The organization of the Congress is coordinated by the Network of Marine Areas for Responsible Fishing and Marine Territories of Life with the technical support of CoopeSoliDar R.L and ICCA Mesoamerica; in addition, the financial contribution of Swedbio and the Marine Tenure Initiative.
This is the III Congress for this small-scale artisanal sector, which is held in Costa Rica. It will have the participation of more than 100 fishermen from that country; In addition, representatives of the Sea Workers Union of Panama, UPESABO, the Union of Bocatoreño Fishermen, the MajéEmberáDruá General Congress (of Panama), the Boca de Camichín Oyster Cooperative, NIUWARI (Mexico), the RECOTURH (Honduras) will attend. and CALPI (Nicaragua).

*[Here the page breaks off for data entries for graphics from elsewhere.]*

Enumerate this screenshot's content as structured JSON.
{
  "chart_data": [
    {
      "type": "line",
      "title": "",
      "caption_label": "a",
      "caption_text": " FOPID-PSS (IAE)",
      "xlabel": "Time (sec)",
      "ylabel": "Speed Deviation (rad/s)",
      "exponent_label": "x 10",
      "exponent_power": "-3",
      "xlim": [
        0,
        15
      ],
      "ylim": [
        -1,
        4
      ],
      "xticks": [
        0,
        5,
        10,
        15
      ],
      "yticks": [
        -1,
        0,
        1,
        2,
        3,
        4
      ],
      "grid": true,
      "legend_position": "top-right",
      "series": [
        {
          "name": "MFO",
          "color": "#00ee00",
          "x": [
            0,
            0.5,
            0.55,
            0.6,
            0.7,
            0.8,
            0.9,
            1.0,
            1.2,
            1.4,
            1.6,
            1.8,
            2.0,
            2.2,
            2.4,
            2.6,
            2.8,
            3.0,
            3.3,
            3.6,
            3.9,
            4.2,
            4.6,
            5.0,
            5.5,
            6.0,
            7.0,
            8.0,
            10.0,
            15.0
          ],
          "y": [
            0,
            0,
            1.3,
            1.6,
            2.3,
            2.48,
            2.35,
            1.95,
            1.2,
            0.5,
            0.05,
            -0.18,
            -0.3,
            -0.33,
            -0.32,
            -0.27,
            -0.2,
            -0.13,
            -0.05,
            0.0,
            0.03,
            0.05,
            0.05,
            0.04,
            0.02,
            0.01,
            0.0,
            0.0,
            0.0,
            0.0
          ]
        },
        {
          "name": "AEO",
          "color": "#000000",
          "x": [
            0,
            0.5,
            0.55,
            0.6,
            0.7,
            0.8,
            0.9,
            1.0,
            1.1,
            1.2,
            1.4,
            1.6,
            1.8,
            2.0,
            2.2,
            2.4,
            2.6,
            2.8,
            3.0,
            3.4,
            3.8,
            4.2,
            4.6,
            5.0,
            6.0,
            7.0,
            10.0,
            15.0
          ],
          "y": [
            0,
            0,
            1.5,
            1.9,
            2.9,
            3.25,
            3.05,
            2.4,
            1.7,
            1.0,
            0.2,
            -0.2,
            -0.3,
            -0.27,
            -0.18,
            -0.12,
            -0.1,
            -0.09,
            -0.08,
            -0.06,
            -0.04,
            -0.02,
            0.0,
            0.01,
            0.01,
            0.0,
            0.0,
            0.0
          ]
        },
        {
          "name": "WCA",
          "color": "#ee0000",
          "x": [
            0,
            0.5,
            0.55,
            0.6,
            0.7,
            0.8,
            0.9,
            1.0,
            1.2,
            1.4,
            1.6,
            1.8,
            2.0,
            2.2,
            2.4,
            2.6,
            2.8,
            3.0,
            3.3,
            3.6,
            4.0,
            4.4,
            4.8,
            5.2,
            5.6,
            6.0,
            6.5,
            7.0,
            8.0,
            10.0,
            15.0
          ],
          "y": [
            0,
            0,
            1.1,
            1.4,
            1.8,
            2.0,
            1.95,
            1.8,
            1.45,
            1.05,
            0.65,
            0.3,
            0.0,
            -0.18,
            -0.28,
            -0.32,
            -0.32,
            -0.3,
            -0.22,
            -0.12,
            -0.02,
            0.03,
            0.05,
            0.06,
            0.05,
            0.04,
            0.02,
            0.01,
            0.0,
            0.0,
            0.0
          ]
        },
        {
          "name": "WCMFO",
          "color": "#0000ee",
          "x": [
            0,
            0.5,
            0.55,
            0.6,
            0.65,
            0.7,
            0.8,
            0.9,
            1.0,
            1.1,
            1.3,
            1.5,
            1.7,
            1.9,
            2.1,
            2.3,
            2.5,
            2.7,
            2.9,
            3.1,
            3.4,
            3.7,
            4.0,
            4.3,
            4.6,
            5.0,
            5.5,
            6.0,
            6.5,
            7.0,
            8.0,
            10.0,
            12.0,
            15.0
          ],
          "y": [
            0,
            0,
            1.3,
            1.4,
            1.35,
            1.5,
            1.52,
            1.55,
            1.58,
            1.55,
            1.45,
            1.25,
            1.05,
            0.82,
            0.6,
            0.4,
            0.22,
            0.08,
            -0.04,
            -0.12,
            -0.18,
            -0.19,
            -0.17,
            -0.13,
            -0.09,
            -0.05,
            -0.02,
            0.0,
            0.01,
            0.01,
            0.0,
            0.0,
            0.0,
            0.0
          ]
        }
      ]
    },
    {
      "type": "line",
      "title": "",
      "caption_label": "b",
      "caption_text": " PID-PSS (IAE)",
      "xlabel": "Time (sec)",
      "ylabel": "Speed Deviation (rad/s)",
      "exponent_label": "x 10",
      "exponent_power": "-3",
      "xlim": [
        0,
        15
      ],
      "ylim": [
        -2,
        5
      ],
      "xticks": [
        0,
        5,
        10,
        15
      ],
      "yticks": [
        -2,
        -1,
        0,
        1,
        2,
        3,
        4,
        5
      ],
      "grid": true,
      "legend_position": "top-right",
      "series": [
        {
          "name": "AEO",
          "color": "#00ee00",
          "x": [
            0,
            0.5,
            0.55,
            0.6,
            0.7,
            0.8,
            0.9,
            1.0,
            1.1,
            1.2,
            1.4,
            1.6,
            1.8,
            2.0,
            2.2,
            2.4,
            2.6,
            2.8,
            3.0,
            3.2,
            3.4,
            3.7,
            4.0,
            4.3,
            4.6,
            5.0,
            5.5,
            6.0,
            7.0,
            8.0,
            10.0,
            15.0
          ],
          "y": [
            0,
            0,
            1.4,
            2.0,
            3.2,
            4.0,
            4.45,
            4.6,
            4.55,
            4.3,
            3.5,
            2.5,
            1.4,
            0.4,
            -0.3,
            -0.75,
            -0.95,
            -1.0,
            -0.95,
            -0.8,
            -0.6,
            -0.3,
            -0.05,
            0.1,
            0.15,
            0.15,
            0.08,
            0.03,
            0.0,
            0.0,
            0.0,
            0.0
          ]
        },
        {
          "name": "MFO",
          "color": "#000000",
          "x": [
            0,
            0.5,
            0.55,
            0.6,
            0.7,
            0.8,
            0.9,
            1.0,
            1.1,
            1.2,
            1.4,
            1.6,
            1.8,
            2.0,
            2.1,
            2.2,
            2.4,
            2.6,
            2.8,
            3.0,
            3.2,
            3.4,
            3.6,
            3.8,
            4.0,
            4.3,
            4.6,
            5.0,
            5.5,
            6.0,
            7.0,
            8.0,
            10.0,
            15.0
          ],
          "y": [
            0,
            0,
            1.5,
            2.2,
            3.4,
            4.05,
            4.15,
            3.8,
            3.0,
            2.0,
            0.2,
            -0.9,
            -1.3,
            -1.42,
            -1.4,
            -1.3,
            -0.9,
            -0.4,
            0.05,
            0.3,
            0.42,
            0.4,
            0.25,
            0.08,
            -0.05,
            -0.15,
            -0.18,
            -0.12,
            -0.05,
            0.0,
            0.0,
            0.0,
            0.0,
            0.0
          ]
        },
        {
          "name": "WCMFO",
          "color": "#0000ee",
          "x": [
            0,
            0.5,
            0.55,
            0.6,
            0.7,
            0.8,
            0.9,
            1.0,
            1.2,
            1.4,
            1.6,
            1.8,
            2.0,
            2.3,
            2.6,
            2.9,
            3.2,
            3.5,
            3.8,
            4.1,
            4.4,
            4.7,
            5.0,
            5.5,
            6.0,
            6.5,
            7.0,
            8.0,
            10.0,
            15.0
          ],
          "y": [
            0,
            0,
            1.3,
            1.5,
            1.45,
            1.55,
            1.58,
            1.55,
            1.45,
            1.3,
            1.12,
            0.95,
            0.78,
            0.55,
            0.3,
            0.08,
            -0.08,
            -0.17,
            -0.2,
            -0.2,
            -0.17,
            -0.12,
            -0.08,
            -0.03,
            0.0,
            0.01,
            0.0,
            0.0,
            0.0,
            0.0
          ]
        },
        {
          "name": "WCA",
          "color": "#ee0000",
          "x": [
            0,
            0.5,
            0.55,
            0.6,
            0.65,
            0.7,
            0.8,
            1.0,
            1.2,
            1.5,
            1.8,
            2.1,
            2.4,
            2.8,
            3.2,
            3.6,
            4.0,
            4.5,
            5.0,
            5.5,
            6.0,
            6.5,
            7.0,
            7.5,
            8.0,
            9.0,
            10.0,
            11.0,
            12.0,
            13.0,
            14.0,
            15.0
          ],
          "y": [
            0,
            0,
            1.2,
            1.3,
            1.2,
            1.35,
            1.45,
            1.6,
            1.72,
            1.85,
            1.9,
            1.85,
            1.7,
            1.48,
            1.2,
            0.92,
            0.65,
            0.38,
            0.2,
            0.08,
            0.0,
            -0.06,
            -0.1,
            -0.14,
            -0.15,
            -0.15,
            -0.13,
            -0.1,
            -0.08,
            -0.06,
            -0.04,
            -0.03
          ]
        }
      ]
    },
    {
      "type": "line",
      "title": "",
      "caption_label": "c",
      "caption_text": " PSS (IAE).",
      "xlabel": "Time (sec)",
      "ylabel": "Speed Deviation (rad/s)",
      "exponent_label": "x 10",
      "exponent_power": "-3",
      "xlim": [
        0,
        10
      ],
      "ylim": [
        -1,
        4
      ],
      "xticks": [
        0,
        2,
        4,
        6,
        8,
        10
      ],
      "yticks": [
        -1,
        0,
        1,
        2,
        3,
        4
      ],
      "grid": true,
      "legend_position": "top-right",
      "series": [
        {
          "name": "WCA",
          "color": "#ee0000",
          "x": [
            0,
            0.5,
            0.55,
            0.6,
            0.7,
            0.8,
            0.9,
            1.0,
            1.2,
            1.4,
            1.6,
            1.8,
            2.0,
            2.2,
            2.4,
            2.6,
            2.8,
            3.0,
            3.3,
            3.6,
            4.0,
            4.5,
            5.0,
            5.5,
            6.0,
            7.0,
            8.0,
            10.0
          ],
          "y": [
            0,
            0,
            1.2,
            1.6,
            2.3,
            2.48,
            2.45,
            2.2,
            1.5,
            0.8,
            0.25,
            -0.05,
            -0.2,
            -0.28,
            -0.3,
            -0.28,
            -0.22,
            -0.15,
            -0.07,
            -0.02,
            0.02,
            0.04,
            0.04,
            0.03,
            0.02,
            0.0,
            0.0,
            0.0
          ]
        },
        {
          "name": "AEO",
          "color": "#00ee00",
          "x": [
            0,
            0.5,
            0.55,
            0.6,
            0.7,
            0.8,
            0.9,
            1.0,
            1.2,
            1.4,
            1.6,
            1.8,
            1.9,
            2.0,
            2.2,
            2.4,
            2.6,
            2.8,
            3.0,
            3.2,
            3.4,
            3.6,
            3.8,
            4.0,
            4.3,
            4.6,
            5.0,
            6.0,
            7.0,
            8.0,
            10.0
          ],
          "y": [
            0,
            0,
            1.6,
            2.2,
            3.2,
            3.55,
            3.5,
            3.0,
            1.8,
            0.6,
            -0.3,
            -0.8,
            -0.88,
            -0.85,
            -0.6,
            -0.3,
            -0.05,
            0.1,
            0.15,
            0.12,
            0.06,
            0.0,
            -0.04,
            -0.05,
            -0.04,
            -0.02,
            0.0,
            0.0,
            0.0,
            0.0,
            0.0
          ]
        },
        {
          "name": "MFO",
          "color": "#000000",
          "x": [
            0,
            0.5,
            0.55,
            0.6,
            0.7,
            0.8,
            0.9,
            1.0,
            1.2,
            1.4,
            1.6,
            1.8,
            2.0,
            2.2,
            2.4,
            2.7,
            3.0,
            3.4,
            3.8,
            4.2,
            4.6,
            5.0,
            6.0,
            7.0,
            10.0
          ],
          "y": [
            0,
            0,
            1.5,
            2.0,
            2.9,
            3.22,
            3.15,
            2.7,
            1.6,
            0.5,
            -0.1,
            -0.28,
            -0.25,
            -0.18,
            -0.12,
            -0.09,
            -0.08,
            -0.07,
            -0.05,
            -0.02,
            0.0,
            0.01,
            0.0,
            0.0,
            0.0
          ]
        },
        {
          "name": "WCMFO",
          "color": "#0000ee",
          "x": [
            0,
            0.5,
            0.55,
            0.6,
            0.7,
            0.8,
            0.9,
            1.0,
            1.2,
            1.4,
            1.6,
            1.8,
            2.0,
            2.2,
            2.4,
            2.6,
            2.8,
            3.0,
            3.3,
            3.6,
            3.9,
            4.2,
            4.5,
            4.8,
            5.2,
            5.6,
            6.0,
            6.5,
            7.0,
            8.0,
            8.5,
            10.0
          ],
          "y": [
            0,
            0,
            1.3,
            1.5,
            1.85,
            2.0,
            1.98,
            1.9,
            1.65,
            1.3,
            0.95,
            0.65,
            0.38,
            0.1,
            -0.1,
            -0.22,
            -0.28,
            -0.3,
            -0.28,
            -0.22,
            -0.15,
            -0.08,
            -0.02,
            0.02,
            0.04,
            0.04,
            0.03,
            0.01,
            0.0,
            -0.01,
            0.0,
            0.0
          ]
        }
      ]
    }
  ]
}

In addition, representatives of international organizations interested in marine conservation such as the Environmental Defense Fund, RISE UP for the Ocean, Women Biodiversity, SWEDBIO and Marine Tenure Initiative will join this activity.
Exchange of experiences
According to IvanniaAyales, Manager of CoopeSoliDar R. L. and general coordinator of the Congress, “having such a large group of representatives from both coasts of the country, in addition to an important international representation in this event, is of utmost importance because it will allow us to update the situation that the small-scale artisanal fishing sector experiences with all the work that has been done for decades at the local and global level.”
The global vision
“In this Third Congress we will analyze the context that is being experienced at this moment in order to share experiences and solutions. The global vision of the problems that affect the sector is very important because it helps us look for long-term solutions based on policies that have been successfully implemented in other latitudes, always adapting them to local conditions, and without losing sight of the efforts carried out by the sector for the fulfillment of rights, Ayales added.
The Ombudsman’s Office, the Costa Rican Institute of Fisheries and Aquaculture, the National System of Conservation Areas of the Ministry of the Environment and Energy, the National Institute for Women, the Vice Ministry of Youth, local governments from Talamanca and Nicoya will participate in the four-day meeting. As well as organizations of small-scale artisanal fishermen from all over the country.
In the case of Costa Rica, Law No. 8436 conceptualizes small-scale fishing as that which is “carried out, in an artisanal manner, by natural persons without the use of a boat, in continental waters or in the coastal zone, up to a maximum of 3 nautical miles. However, as stated in that same Law in its article 26, artisanal fishing activity allows fishing up to a maximum of five nautical miles from the coastline that is carried out for commercial purposes.
The theme of the Congress will cover areas such as: the formalization and recognition of the right to decent work, governance, conservation as a result of the sustainable use and management of the sea and its coasts, full participation in the construction of public policies in the sector, as well as the global challenges of advocacy for the defense a dignified artisanal sector in the face of the blue economy that strips communities of the right to land, coasts and the sea.